Saturday, August 16, 2025

Stupid is as stupid does

 If filmmakers are going to do contemporary sci-fi, or fantasy, or whatever you might like to call it, let them sit down and think the thing through before they pass it to the cast and the director. Please…

Netflix has been dredging up some not so hot pieces in this line recently, and the only thing I can say about them is they caught my attention for long enough to want to know how it would all end. I’m not giving anything away by saying it all ends, in both cases, pathetically.

Turns out I’d seen Nicholas Cage in Next before, but I’d forgotten the storyline, mostly, and something
about some early scenes seemed to indicate it hadn’t been too bad on first viewing. Plainly my memory was mistaken.

And then there was Sandra Bullock in Premonition, as badly thought through a story as can ever have been conceived – apart from Next, of course. I’d never seen it before, and am slightly amazed that I managed to sit through it at all. (My wife kept saying, ‘It’s horrible,’ though I’m not sure if she was referring to the ugliness of some of the events or the script.) But it had a kind of hook, as Next does, and you think ‘this will all be explained in due course.’ Nope. The writers hadn’t a clue how to explain their mess in either case, and gave up long before the end.

I guess film actors have to keep paying the bills, and it’s a bit of a doddle to make a movie that doesn’t require any thinking about, though surely at some point each of these highly-paid actors must have said to themselves, ‘Remind me again why I’m doing this nonsense?’

Mr Cage must also, surely, have asked himself why he was playing a part that should have been given to a (hem) younger man – he was 43 at the time – and why on earth his hair was made to look as though it was a badly made wig. And why he was allowed to walk through the part as though he was continually thinking he should be elsewhere.

Curiously enough, Premonition was made the same year – 2007 – and Ms Bullock was the same age as Cage at the time. I don’t know what that means, but there must be more of a story in that coincidence than there is either of these movies. At least Ms Bullock acquits herself as though she’s giving something to the part (except in one odd long-held shot where she hears of her husband’s sudden death, and stands looking into space, and stands, unblinking, and stands with no apparent thoughts going on in her head, and stands…

Okay, let’s let the actors off the hook. If you’re given trash scripts and for some reason you decide to go ahead, then you do the best you can with them. Next tells us that Cage’s character can see events happening two minutes before they happen, but only events happening to him – except when he meets his one true love about whom he can see everything in the future.

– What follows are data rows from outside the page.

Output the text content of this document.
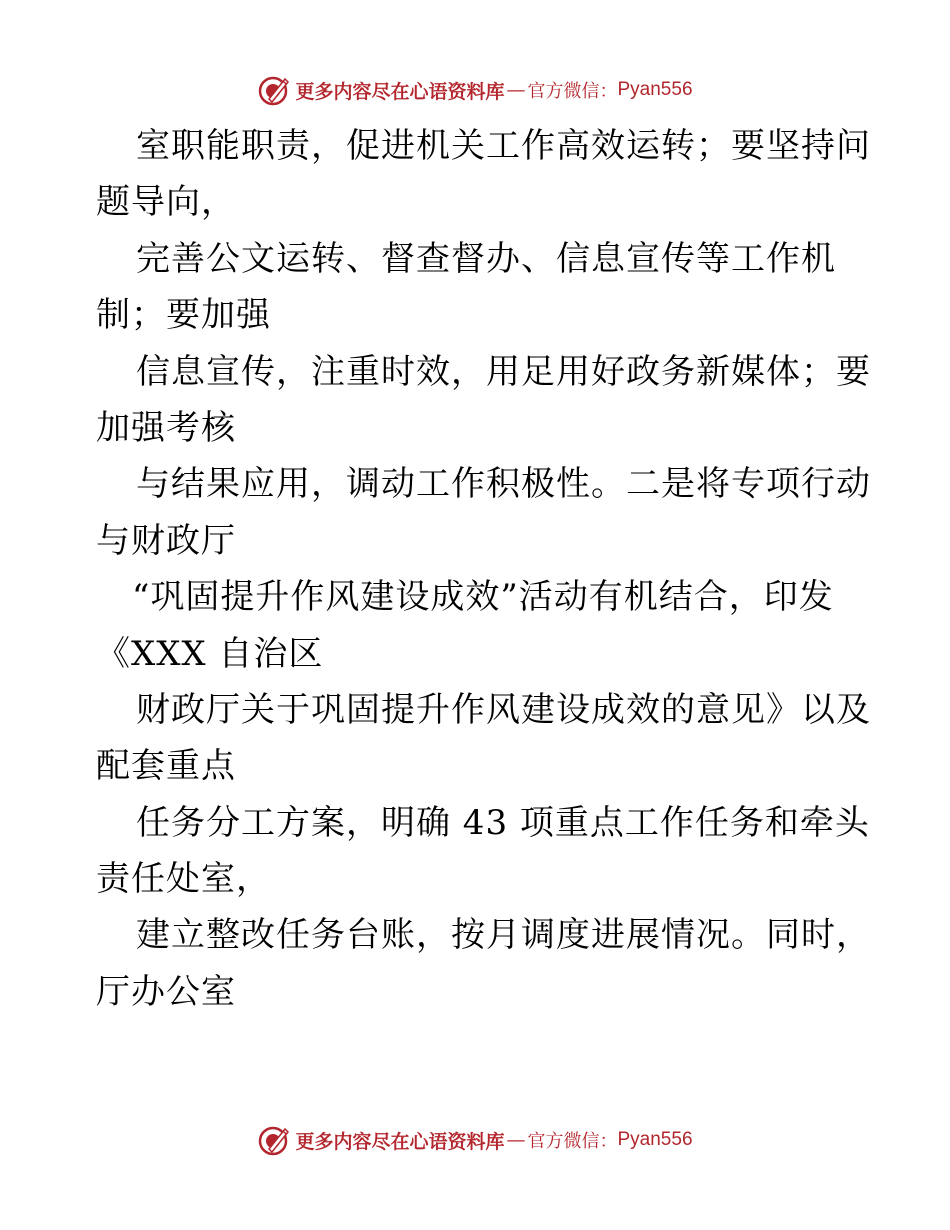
更多内容尽在心语资料库 — 官方微信： Pyan556
室职能职责，促进机关工作高效运转；要坚持问
题导向，
完善公文运转、督查督办、信息宣传等工作机
制；要加强
信息宣传，注重时效，用足用好政务新媒体；要
加强考核
与结果应用，调动工作积极性。二是将专项行动
与财政厅
“巩固提升作风建设成效”活动有机结合，印发
《XXX 自治区
财政厅关于巩固提升作风建设成效的意见》以及
配套重点
任务分工方案，明确 43 项重点工作任务和牵头
责任处室，
建立整改任务台账，按月调度进展情况。同时，
厅办公室
更多内容尽在心语资料库 — 官方微信： Pyan556
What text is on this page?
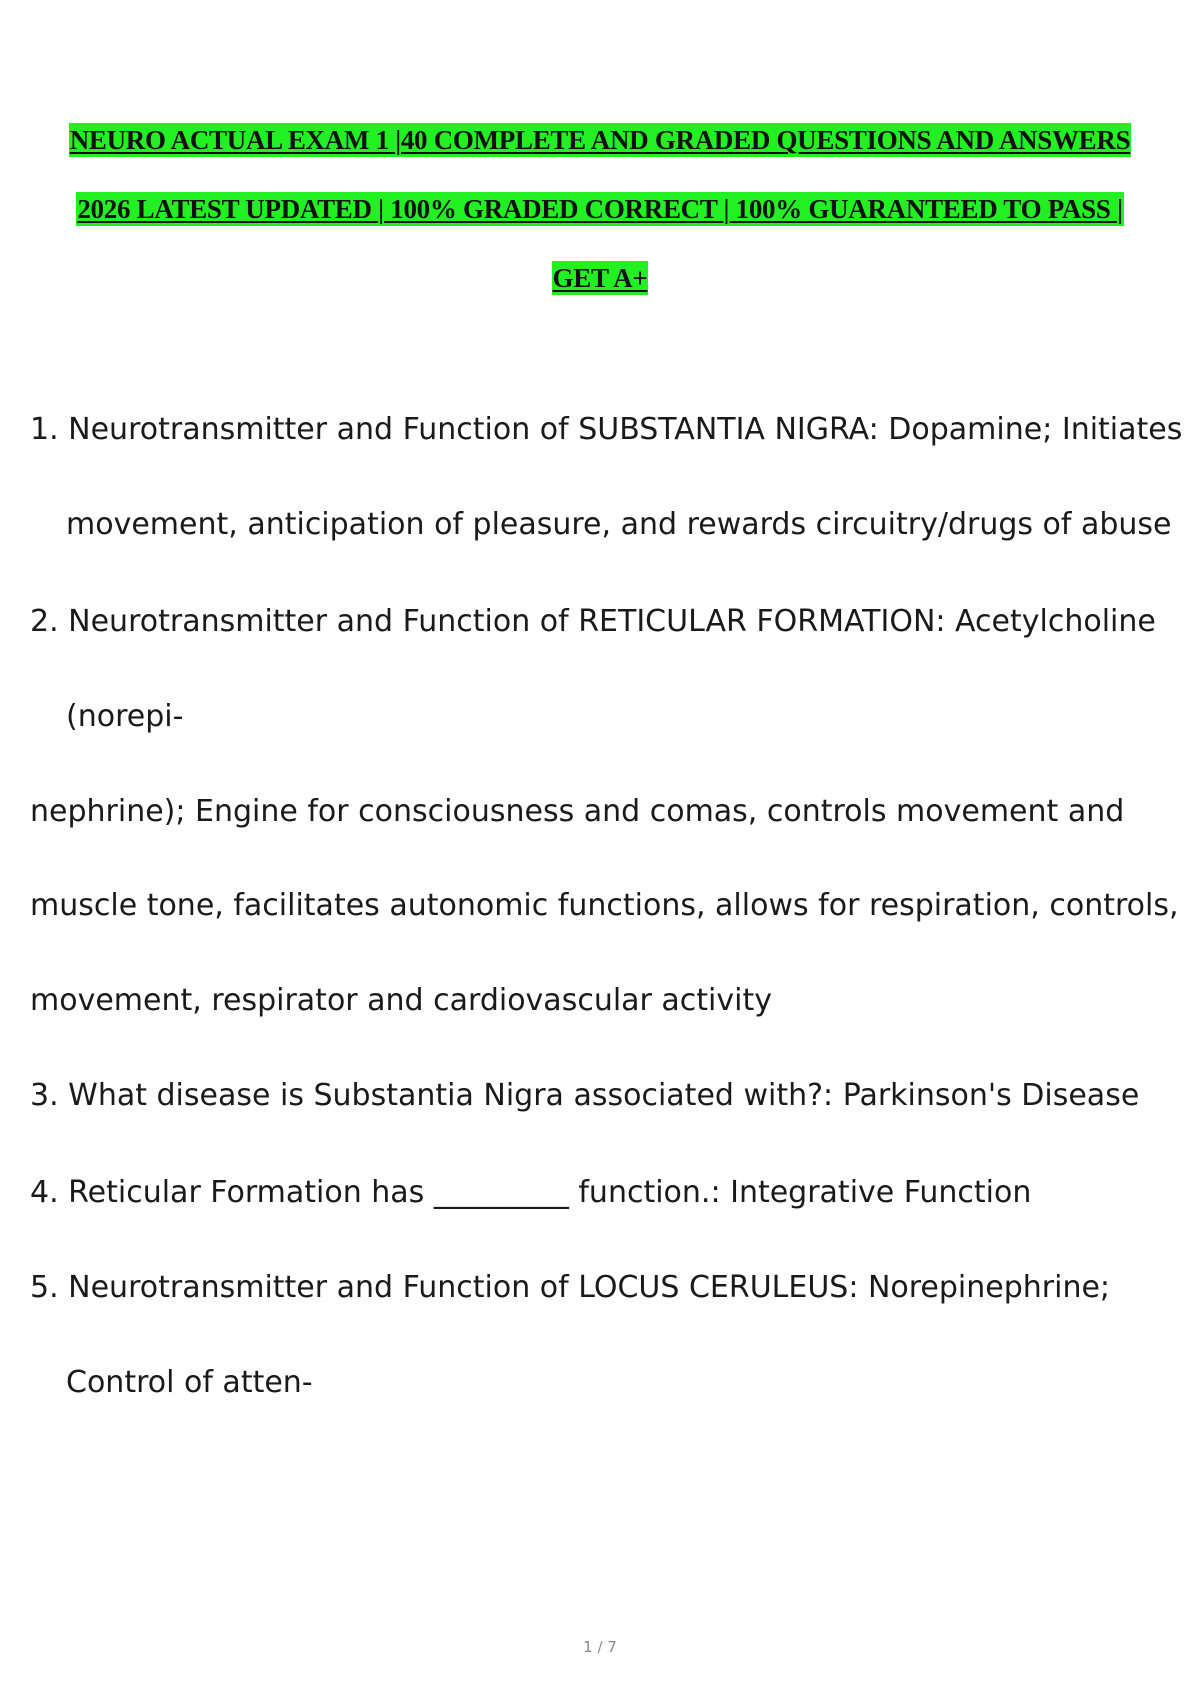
NEURO ACTUAL EXAM 1 |40 COMPLETE AND GRADED QUESTIONS AND ANSWERS
2026 LATEST UPDATED | 100% GRADED CORRECT | 100% GUARANTEED TO PASS |
GET A+
1. Neurotransmitter and Function of SUBSTANTIA NIGRA: Dopamine; Initiates
movement, anticipation of pleasure, and rewards circuitry/drugs of abuse
2. Neurotransmitter and Function of RETICULAR FORMATION: Acetylcholine
(norepi-
nephrine); Engine for consciousness and comas, controls movement and
muscle tone, facilitates autonomic functions, allows for respiration, controls,
movement, respirator and cardiovascular activity
3. What disease is Substantia Nigra associated with?: Parkinson's Disease
4. Reticular Formation has _________ function.: Integrative Function
5. Neurotransmitter and Function of LOCUS CERULEUS: Norepinephrine;
Control of atten-
1 / 7
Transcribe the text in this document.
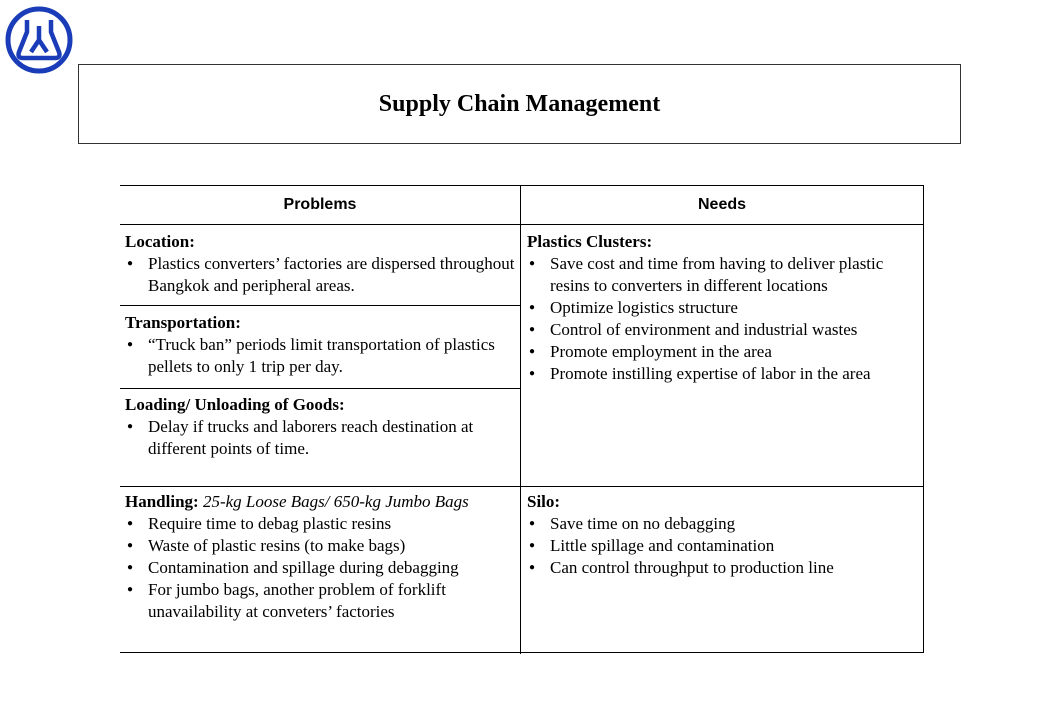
Supply Chain Management
Problems	Needs
Location:
● Plastics converters’ factories are dispersed throughout Bangkok and peripheral areas.
Transportation:
● “Truck ban” periods limit transportation of plastics pellets to only 1 trip per day.
Loading/ Unloading of Goods:
● Delay if trucks and laborers reach destination at different points of time.
Handling: 25-kg Loose Bags/ 650-kg Jumbo Bags
● Require time to debag plastic resins
● Waste of plastic resins (to make bags)
● Contamination and spillage during debagging
● For jumbo bags, another problem of forklift unavailability at conveters’ factories
Plastics Clusters:
● Save cost and time from having to deliver plastic resins to converters in different locations
● Optimize logistics structure
● Control of environment and industrial wastes
● Promote employment in the area
● Promote instilling expertise of labor in the area
Silo:
● Save time on no debagging
● Little spillage and contamination
● Can control throughput to production line
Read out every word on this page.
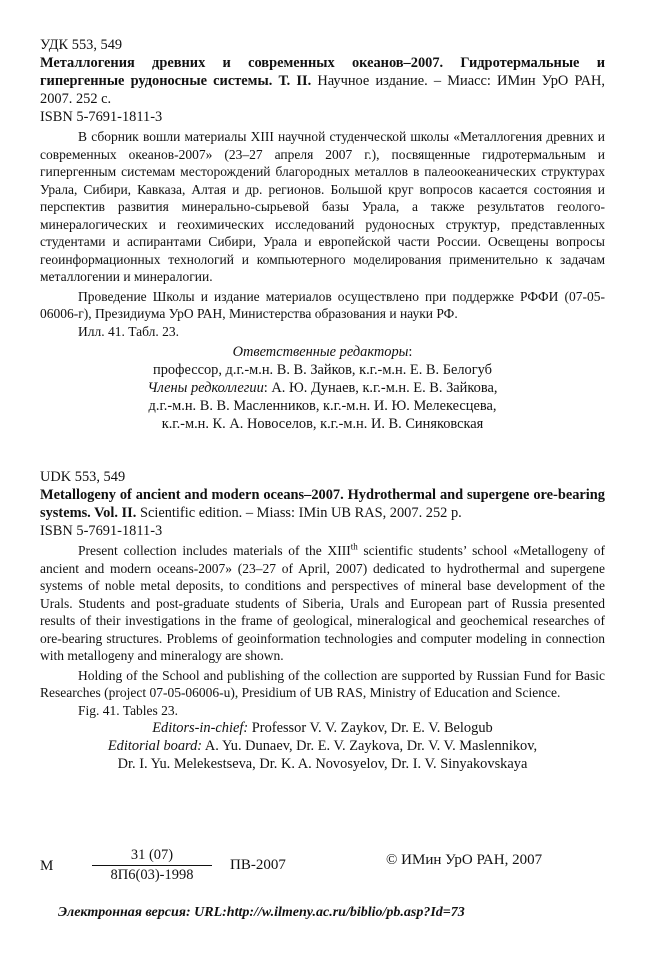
УДК 553, 549

Металлогения древних и современных океанов–2007. Гидротермальные и гипергенные рудоносные системы. Т. II. Научное издание. – Миасс: ИМин УрО РАН, 2007. 252 с.

ISBN 5-7691-1811-3

В сборник вошли материалы XIII научной студенческой школы «Металлогения древних и современных океанов-2007» (23–27 апреля 2007 г.), посвященные гидротермальным и гипергенным системам месторождений благородных металлов в палеоокеанических структурах Урала, Сибири, Кавказа, Алтая и др. регионов. Большой круг вопросов касается состояния и перспектив развития минерально-сырьевой базы Урала, а также результатов геолого-минералогических и геохимических исследований рудоносных структур, представленных студентами и аспирантами Сибири, Урала и европейской части России. Освещены вопросы геоинформационных технологий и компьютерного моделирования применительно к задачам металлогении и минералогии.

Проведение Школы и издание материалов осуществлено при поддержке РФФИ (07-05-06006-г), Президиума УрО РАН, Министерства образования и науки РФ.

Илл. 41. Табл. 23.

Ответственные редакторы:

профессор, д.г.-м.н. В. В. Зайков, к.г.-м.н. Е. В. Белогуб

Члены редколлегии: А. Ю. Дунаев, к.г.-м.н. Е. В. Зайкова,

д.г.-м.н. В. В. Масленников, к.г.-м.н. И. Ю. Мелекесцева,

к.г.-м.н. К. А. Новоселов, к.г.-м.н. И. В. Синяковская

UDK 553, 549

Metallogeny of ancient and modern oceans–2007. Hydrothermal and supergene ore-bearing systems. Vol. II. Scientific edition. – Miass: IMin UB RAS, 2007. 252 p.

ISBN 5-7691-1811-3

Present collection includes materials of the XIIIth scientific students’ school «Metallogeny of ancient and modern oceans-2007» (23–27 of April, 2007) dedicated to hydrothermal and supergene systems of noble metal deposits, to conditions and perspectives of mineral base development of the Urals. Students and post-graduate students of Siberia, Urals and European part of Russia presented results of their investigations in the frame of geological, mineralogical and geochemical researches of ore-bearing structures. Problems of geoinformation technologies and computer modeling in connection with metallogeny and mineralogy are shown.

Holding of the School and publishing of the collection are supported by Russian Fund for Basic Researches (project 07-05-06006-u), Presidium of UB RAS, Ministry of Education and Science.

Fig. 41. Tables 23.

Editors-in-chief: Professor V. V. Zaykov, Dr. E. V. Belogub

Editorial board: A. Yu. Dunaev, Dr. E. V. Zaykova, Dr. V. V. Maslennikov,

Dr. I. Yu. Melekestseva, Dr. K. A. Novosyelov, Dr. I. V. Sinyakovskaya

М
31 (07)
8П6(03)-1998
ПВ-2007	© ИМин УрО РАН, 2007

Электронная версия: URL:http://w.ilmeny.ac.ru/biblio/pb.asp?Id=73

The writers conveniently forget how complicated this would be, and how unlikely it would be that he’d save himself from all manner of unpleasant events, just in time. Worse, at the end we find he (and we) have seen a third of the movie in advance, so in almost the last shot, he tells us that he made a mistake. Yup, that might be the point where he finally realised he was acting in one of the dumbest movies ever made, but I don’t think that’s what he means. The scriptwriters, at that point, having blown up Los Angeles with a nuclear bomb, conveniently forget everything that’s gone before and shut the movie off at that point. With no further explanation.

Right.

But long before the last third of Ms Bullock’s movie, her character has got herself into such an infinite tangle through living through actual premonitions that neither she, nor we, nor her husband, nor her mother, nor her long-suffering young daughters, have any idea what’s going on at all. Worse, the writers in this movies also do the big cop-out. Turns out that her premonitions were correct all along, and that her husband actually dies. The only quirk to that is that she brings this about by her attempt to save him, and even that is done in such a skewwhiff fashion when it comes to the telling of it in the movie that the audience groans at the stupidity of it all.

I spent a lot of time with a friend of mine, when I was writing my children’s fantasies, making sure that things had their own kind of inner logic. She continually talked about ‘plot holes’ and the need to avoid them. So we did our best.

No one told the people involved in these two movies that ‘plot holes’ exist. Or worse, they assumed their audiences would be so dumb that they’d never notice. But audiences, even the most distracted of them, have an inbuilt aversion to stupidity when it comes to the plot of a film. Something that scriptwriters/directors/actors don’t appear to have taken into account yet.